Dat meldt Human Rights Watch dinsdag op basis van interviews met een aantal van deze kinderen.
Ruim honderdvijftig Koerdische jongens uit Kobani werden eind mei door IS ontvoerd toen ze na het afleggen van schoolexamens in de stad Aleppo naar huis terugkeerden. Een derde van hen wist te ontsnappen, de rest werd later groepsgewijs vrijgelaten, de laatste 25 vorige week woensdag. HRW voerde met vier jongens die eind september vrijkwamen afzonderlijke gesprekken in Turkije.
De jongens, 14 tot 16 jaar oud, verklaarden dat ze werden vastgehouden in de stad Manbij. Als ze probeerden te ontsnappen, niet hun best deden bij verplichte godsdienstlessen of zich in de ogen van hun bewakers op andere manieren misdroegen, werden ze afgeranseld. De jongens die familie hadden bij de Koerdische YPG-militie kregen het het hardst te verduren.
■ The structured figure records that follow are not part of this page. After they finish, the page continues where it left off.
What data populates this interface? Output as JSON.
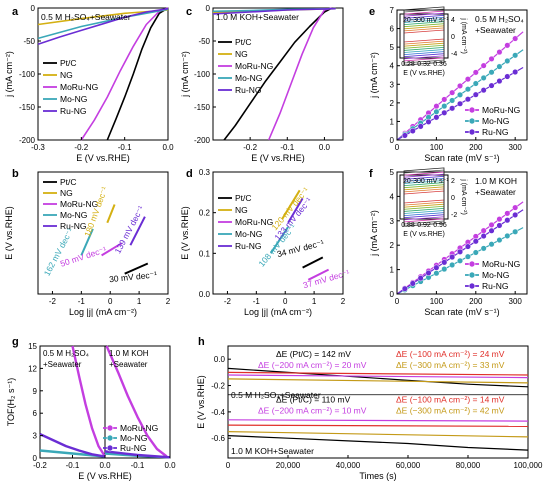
{
  "colors": {
    "ptc": "#000000",
    "ng": "#d4b012",
    "moru": "#c43ee0",
    "mo": "#3aa8b8",
    "ru": "#6a2dd4",
    "red": "#e0302a",
    "olive": "#c49a18"
  },
  "chart_data": [
    {
      "panel": "a",
      "type": "line",
      "annotation": "0.5 M H₂SO₄+Seawater",
      "xlabel": "E (V vs.RHE)",
      "ylabel": "j (mA cm⁻²)",
      "xlim": [
        -0.3,
        0.0
      ],
      "ylim": [
        -200,
        0
      ],
      "xticks": [
        "-0.3",
        "-0.2",
        "-0.1",
        "0.0"
      ],
      "yticks": [
        "-200",
        "-150",
        "-100",
        "-50",
        "0"
      ],
      "legend": [
        "Pt/C",
        "NG",
        "MoRu-NG",
        "Mo-NG",
        "Ru-NG"
      ],
      "series": [
        {
          "name": "Pt/C",
          "color": "ptc",
          "x": [
            0.0,
            -0.02,
            -0.04,
            -0.06,
            -0.08,
            -0.1,
            -0.12,
            -0.14
          ],
          "y": [
            0,
            -8,
            -30,
            -62,
            -100,
            -135,
            -168,
            -200
          ]
        },
        {
          "name": "NG",
          "color": "ng",
          "x": [
            0.0,
            -0.1,
            -0.2,
            -0.3
          ],
          "y": [
            -3,
            -8,
            -16,
            -25
          ]
        },
        {
          "name": "MoRu-NG",
          "color": "moru",
          "x": [
            0.0,
            -0.02,
            -0.05,
            -0.08,
            -0.11,
            -0.14,
            -0.17,
            -0.2
          ],
          "y": [
            0,
            -5,
            -25,
            -58,
            -95,
            -135,
            -170,
            -200
          ]
        },
        {
          "name": "Mo-NG",
          "color": "mo",
          "x": [
            0.0,
            -0.1,
            -0.2,
            -0.3
          ],
          "y": [
            -2,
            -14,
            -28,
            -46
          ]
        },
        {
          "name": "Ru-NG",
          "color": "ru",
          "x": [
            0.0,
            -0.05,
            -0.1,
            -0.15,
            -0.2,
            -0.25,
            -0.3
          ],
          "y": [
            -1,
            -6,
            -14,
            -24,
            -34,
            -44,
            -55
          ]
        }
      ]
    },
    {
      "panel": "b",
      "type": "line",
      "xlabel": "Log |j| (mA cm⁻²)",
      "ylabel": "E (V vs.RHE)",
      "xlim": [
        -2.5,
        2.0
      ],
      "ylim": [
        0.0,
        0.3
      ],
      "xticks": [
        "-2",
        "-1",
        "0",
        "1",
        "2"
      ],
      "legend": [
        "Pt/C",
        "NG",
        "MoRu-NG",
        "Mo-NG",
        "Ru-NG"
      ],
      "tafel": [
        "30 mV dec⁻¹",
        "180 mV dec⁻¹",
        "50 mV dec⁻¹",
        "162 mV dec⁻¹",
        "139 mV dec⁻¹"
      ],
      "series": [
        {
          "name": "Pt/C",
          "color": "ptc",
          "x": [
            0.5,
            1.3
          ],
          "y": [
            0.05,
            0.075
          ]
        },
        {
          "name": "NG",
          "color": "ng",
          "x": [
            -0.1,
            0.15
          ],
          "y": [
            0.175,
            0.22
          ]
        },
        {
          "name": "MoRu-NG",
          "color": "moru",
          "x": [
            -0.3,
            0.4
          ],
          "y": [
            0.095,
            0.125
          ]
        },
        {
          "name": "Mo-NG",
          "color": "mo",
          "x": [
            -1.0,
            -0.6
          ],
          "y": [
            0.095,
            0.16
          ]
        },
        {
          "name": "Ru-NG",
          "color": "ru",
          "x": [
            0.7,
            1.2
          ],
          "y": [
            0.12,
            0.19
          ]
        }
      ]
    },
    {
      "panel": "c",
      "type": "line",
      "annotation": "1.0 M KOH+Seawater",
      "xlabel": "E (V vs.RHE)",
      "ylabel": "j (mA cm⁻²)",
      "xlim": [
        -0.3,
        0.05
      ],
      "ylim": [
        -200,
        0
      ],
      "xticks": [
        "-0.2",
        "-0.1",
        "0.0"
      ],
      "yticks": [
        "-200",
        "-150",
        "-100",
        "-50",
        "0"
      ],
      "legend": [
        "Pt/C",
        "NG",
        "MoRu-NG",
        "Mo-NG",
        "Ru-NG"
      ],
      "series": [
        {
          "name": "Pt/C",
          "color": "ptc",
          "x": [
            0.02,
            0.0,
            -0.04,
            -0.08,
            -0.12,
            -0.16,
            -0.2,
            -0.24,
            -0.27
          ],
          "y": [
            0,
            -6,
            -28,
            -52,
            -82,
            -112,
            -145,
            -178,
            -200
          ]
        },
        {
          "name": "NG",
          "color": "ng",
          "x": [
            0.03,
            -0.1,
            -0.2,
            -0.3
          ],
          "y": [
            -1,
            -3,
            -5,
            -7
          ]
        },
        {
          "name": "MoRu-NG",
          "color": "moru",
          "x": [
            0.02,
            0.0,
            -0.03,
            -0.06,
            -0.09,
            -0.12,
            -0.15
          ],
          "y": [
            0,
            -3,
            -30,
            -70,
            -115,
            -160,
            -200
          ]
        },
        {
          "name": "Mo-NG",
          "color": "mo",
          "x": [
            0.03,
            -0.1,
            -0.2,
            -0.3
          ],
          "y": [
            -1,
            -2,
            -4,
            -5
          ]
        },
        {
          "name": "Ru-NG",
          "color": "ru",
          "x": [
            0.03,
            -0.1,
            -0.2,
            -0.3
          ],
          "y": [
            -1,
            -3,
            -6,
            -9
          ]
        }
      ]
    },
    {
      "panel": "d",
      "type": "line",
      "xlabel": "Log |j| (mA cm⁻²)",
      "ylabel": "E (V vs.RHE)",
      "xlim": [
        -2.5,
        2.0
      ],
      "ylim": [
        0.0,
        0.3
      ],
      "xticks": [
        "-2",
        "-1",
        "0",
        "1",
        "2"
      ],
      "yticks": [
        "0.0",
        "0.1",
        "0.2",
        "0.3"
      ],
      "legend": [
        "Pt/C",
        "NG",
        "MoRu-NG",
        "Mo-NG",
        "Ru-NG"
      ],
      "tafel": [
        "34 mV dec⁻¹",
        "120 mV dec⁻¹",
        "37 mV dec⁻¹",
        "108 mV dec⁻¹",
        "133 mV dec⁻¹"
      ],
      "series": [
        {
          "name": "Pt/C",
          "color": "ptc",
          "x": [
            0.6,
            1.3
          ],
          "y": [
            0.065,
            0.09
          ]
        },
        {
          "name": "NG",
          "color": "ng",
          "x": [
            -0.1,
            0.5
          ],
          "y": [
            0.185,
            0.255
          ]
        },
        {
          "name": "MoRu-NG",
          "color": "moru",
          "x": [
            0.8,
            1.5
          ],
          "y": [
            0.035,
            0.06
          ]
        },
        {
          "name": "Mo-NG",
          "color": "mo",
          "x": [
            -0.5,
            0.1
          ],
          "y": [
            0.1,
            0.165
          ]
        },
        {
          "name": "Ru-NG",
          "color": "ru",
          "x": [
            0.1,
            0.6
          ],
          "y": [
            0.175,
            0.235
          ]
        }
      ]
    },
    {
      "panel": "e",
      "type": "scatter",
      "annotation": "0.5 M H₂SO₄\n+Seawater",
      "xlabel": "Scan rate (mV s⁻¹)",
      "ylabel": "j (mA cm⁻²)",
      "xlim": [
        0,
        330
      ],
      "ylim": [
        0,
        7
      ],
      "xticks": [
        "0",
        "100",
        "200",
        "300"
      ],
      "yticks": [
        "0",
        "1",
        "2",
        "3",
        "4",
        "5",
        "6",
        "7"
      ],
      "legend": [
        "MoRu-NG",
        "Mo-NG",
        "Ru-NG"
      ],
      "x": [
        20,
        40,
        60,
        80,
        100,
        120,
        140,
        160,
        180,
        200,
        220,
        240,
        260,
        280,
        300
      ],
      "series": [
        {
          "name": "MoRu-NG",
          "color": "moru",
          "slope": 0.0182
        },
        {
          "name": "Mo-NG",
          "color": "mo",
          "slope": 0.0152
        },
        {
          "name": "Ru-NG",
          "color": "ru",
          "slope": 0.0122
        }
      ],
      "inset": {
        "label": "20-300 mV s⁻¹",
        "xlabel": "E (V vs.RHE)",
        "ylabel": "j (mA cm⁻²)",
        "xticks": [
          "0.28",
          "0.32",
          "0.36"
        ],
        "yticks": [
          "4",
          "0",
          "-4"
        ]
      }
    },
    {
      "panel": "f",
      "type": "scatter",
      "annotation": "1.0 M KOH\n+Seawater",
      "xlabel": "Scan rate (mV s⁻¹)",
      "ylabel": "j (mA cm⁻²)",
      "xlim": [
        0,
        330
      ],
      "ylim": [
        0,
        5
      ],
      "xticks": [
        "0",
        "100",
        "200",
        "300"
      ],
      "yticks": [
        "0",
        "1",
        "2",
        "3",
        "4",
        "5"
      ],
      "legend": [
        "MoRu-NG",
        "Mo-NG",
        "Ru-NG"
      ],
      "x": [
        20,
        40,
        60,
        80,
        100,
        120,
        140,
        160,
        180,
        200,
        220,
        240,
        260,
        280,
        300
      ],
      "series": [
        {
          "name": "MoRu-NG",
          "color": "moru",
          "slope": 0.0118
        },
        {
          "name": "Mo-NG",
          "color": "mo",
          "slope": 0.0085
        },
        {
          "name": "Ru-NG",
          "color": "ru",
          "slope": 0.0108
        }
      ],
      "inset": {
        "label": "20-300 mV s⁻¹",
        "xlabel": "E (V vs.RHE)",
        "ylabel": "j (mA cm⁻²)",
        "xticks": [
          "0.88",
          "0.92",
          "0.96"
        ],
        "yticks": [
          "2",
          "0",
          "-2"
        ]
      }
    },
    {
      "panel": "g",
      "type": "line",
      "annotation_left": "0.5 M H₂SO₄\n+Seawater",
      "annotation_right": "1.0 M KOH\n+Seawater",
      "xlabel": "E (V vs.RHE)",
      "ylabel": "TOF(H₂ s⁻¹)",
      "xlim_left": [
        -0.2,
        0.0
      ],
      "xlim_right": [
        -0.2,
        0.0
      ],
      "ylim": [
        0,
        15
      ],
      "xticks": [
        "-0.2",
        "-0.1",
        "0.0",
        "-0.1",
        "0.0"
      ],
      "yticks": [
        "0",
        "3",
        "6",
        "9",
        "12",
        "15"
      ],
      "legend": [
        "MoRu-NG",
        "Mo-NG",
        "Ru-NG"
      ],
      "left": [
        {
          "name": "MoRu-NG",
          "color": "moru",
          "x": [
            -0.1,
            -0.08,
            -0.06,
            -0.04,
            -0.02,
            0.0
          ],
          "y": [
            15,
            11,
            7.2,
            4.0,
            1.6,
            0.2
          ]
        },
        {
          "name": "Mo-NG",
          "color": "mo",
          "x": [
            -0.2,
            -0.15,
            -0.1,
            -0.05,
            0.0
          ],
          "y": [
            1.0,
            0.8,
            0.6,
            0.4,
            0.2
          ]
        },
        {
          "name": "Ru-NG",
          "color": "ru",
          "x": [
            -0.2,
            -0.16,
            -0.12,
            -0.08,
            -0.04,
            0.0
          ],
          "y": [
            3.2,
            2.4,
            1.6,
            1.0,
            0.5,
            0.2
          ]
        }
      ],
      "right": [
        {
          "name": "MoRu-NG",
          "color": "moru",
          "x": [
            -0.195,
            -0.16,
            -0.13,
            -0.1,
            -0.07,
            -0.04,
            -0.01
          ],
          "y": [
            15,
            11.5,
            8.3,
            5.5,
            3.0,
            1.2,
            0.2
          ]
        },
        {
          "name": "Mo-NG",
          "color": "mo",
          "x": [
            -0.2,
            -0.1,
            0.0
          ],
          "y": [
            0.6,
            0.3,
            0.1
          ]
        },
        {
          "name": "Ru-NG",
          "color": "ru",
          "x": [
            -0.2,
            -0.1,
            0.0
          ],
          "y": [
            0.9,
            0.4,
            0.1
          ]
        }
      ]
    },
    {
      "panel": "h",
      "type": "line",
      "xlabel": "Times (s)",
      "ylabel": "E (V vs.RHE)",
      "xlim": [
        0,
        100000
      ],
      "ylim": [
        -0.75,
        0.1
      ],
      "xticks": [
        "0",
        "20,000",
        "40,000",
        "60,000",
        "80,000",
        "100,000"
      ],
      "yticks": [
        "0.0",
        "-0.2",
        "-0.4",
        "-0.6"
      ],
      "labels": {
        "acid": "0.5 M H₂SO₄+Seawater",
        "base": "1.0 M KOH+Seawater",
        "acid_ptc": "ΔE (Pt/C) = 142 mV",
        "acid_200": "ΔE (−200 mA cm⁻²) = 20 mV",
        "acid_100": "ΔE (−100 mA cm⁻²) = 24 mV",
        "acid_300": "ΔE (−300 mA cm⁻²) = 33 mV",
        "base_ptc": "ΔE (Pt/C) = 110 mV",
        "base_200": "ΔE (−200 mA cm⁻²) = 10 mV",
        "base_100": "ΔE (−100 mA cm⁻²) = 14 mV",
        "base_300": "ΔE (−300 mA cm⁻²) = 42 mV"
      },
      "series": [
        {
          "name": "Pt/C acid",
          "color": "ptc",
          "x": [
            0,
            20000,
            40000,
            60000,
            80000,
            100000
          ],
          "y": [
            -0.07,
            -0.1,
            -0.13,
            -0.16,
            -0.19,
            -0.21
          ]
        },
        {
          "name": "-100 acid",
          "color": "red",
          "x": [
            0,
            100000
          ],
          "y": [
            -0.1,
            -0.12
          ]
        },
        {
          "name": "-200 acid",
          "color": "moru",
          "x": [
            0,
            100000
          ],
          "y": [
            -0.12,
            -0.14
          ]
        },
        {
          "name": "-300 acid",
          "color": "olive",
          "x": [
            0,
            100000
          ],
          "y": [
            -0.15,
            -0.18
          ]
        },
        {
          "name": "Pt/C base",
          "color": "ptc",
          "x": [
            0,
            20000,
            40000,
            60000,
            80000,
            100000
          ],
          "y": [
            -0.58,
            -0.6,
            -0.62,
            -0.64,
            -0.67,
            -0.69
          ]
        },
        {
          "name": "-100 base",
          "color": "red",
          "x": [
            0,
            100000
          ],
          "y": [
            -0.5,
            -0.51
          ]
        },
        {
          "name": "-200 base",
          "color": "moru",
          "x": [
            0,
            100000
          ],
          "y": [
            -0.46,
            -0.47
          ]
        },
        {
          "name": "-300 base",
          "color": "olive",
          "x": [
            0,
            100000
          ],
          "y": [
            -0.55,
            -0.59
          ]
        }
      ]
    }
  ]
}
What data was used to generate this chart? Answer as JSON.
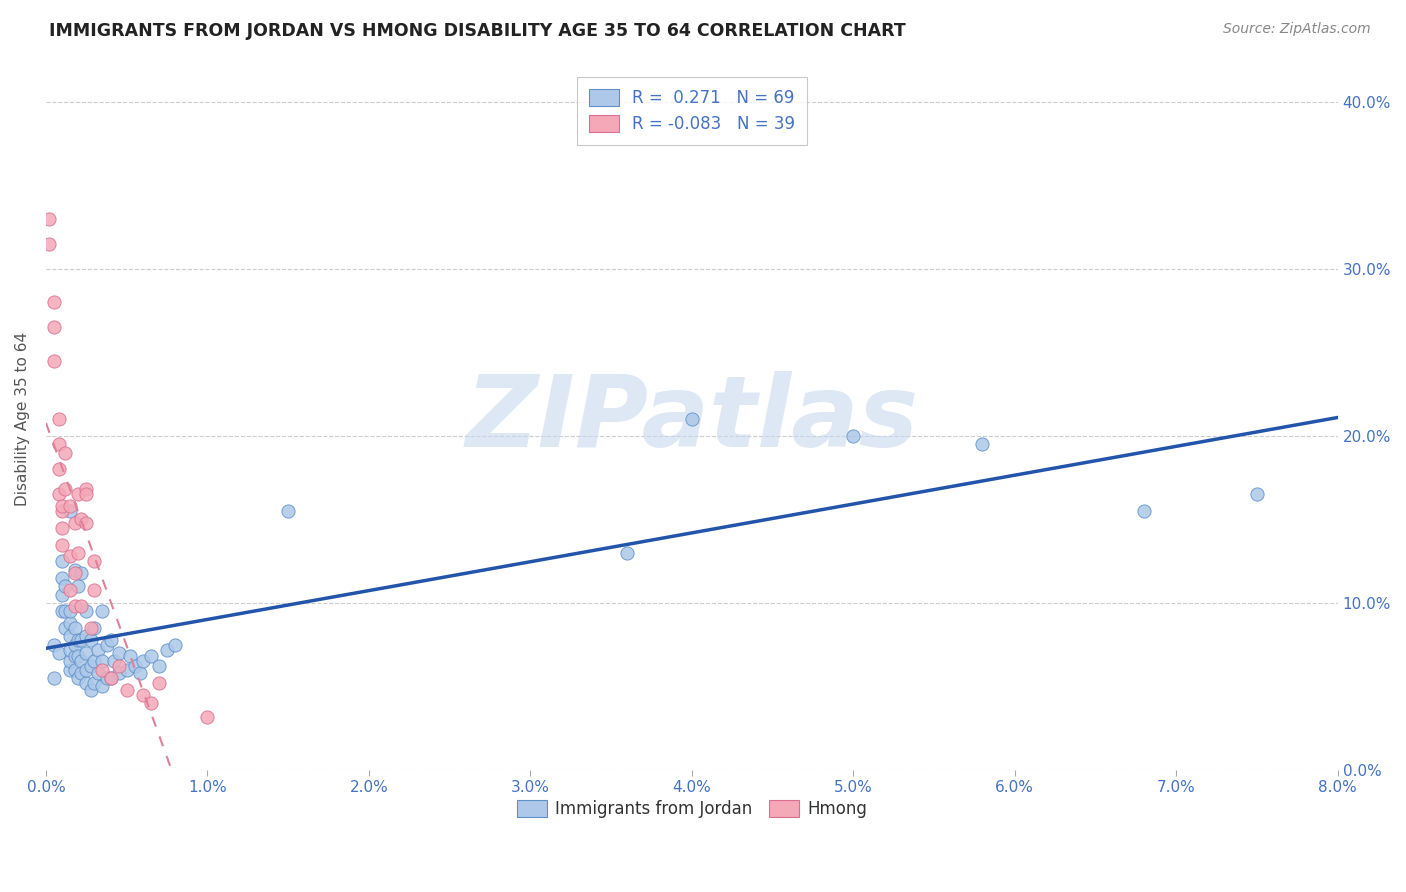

Toen ze uiteindelijk vrij werden gelaten, kregen ze alleen te horen dat ze hun geloofsonderricht hadden voltooid. Ze kregen een klein geldbedrag mee en een dvd met religieus materiaal.
„Sinds het begin van de Syrische opstand hebben kinderen de gruwelen van detentie en marteling ondergaan, eerst door de regering-Assad en nu door ISIS”, stelt Fred Abrahams van HRW. „Deze bewijzen van marteling en mishandeling van kinderen door ISIS onderstrepen waarom niemand hun misdadige onderneming mag ondersteunen.”
Abrahams roept landen in het Midden-Oosten en het Westen op resoluties van de VN-Veiligheidsraad om de steun voor IS te beperken snel uit te voeren. „Om de wandaden van ISIS in te dammen, moeten regeringen de fondsenwerving en rekrutering ervan aanpakken.”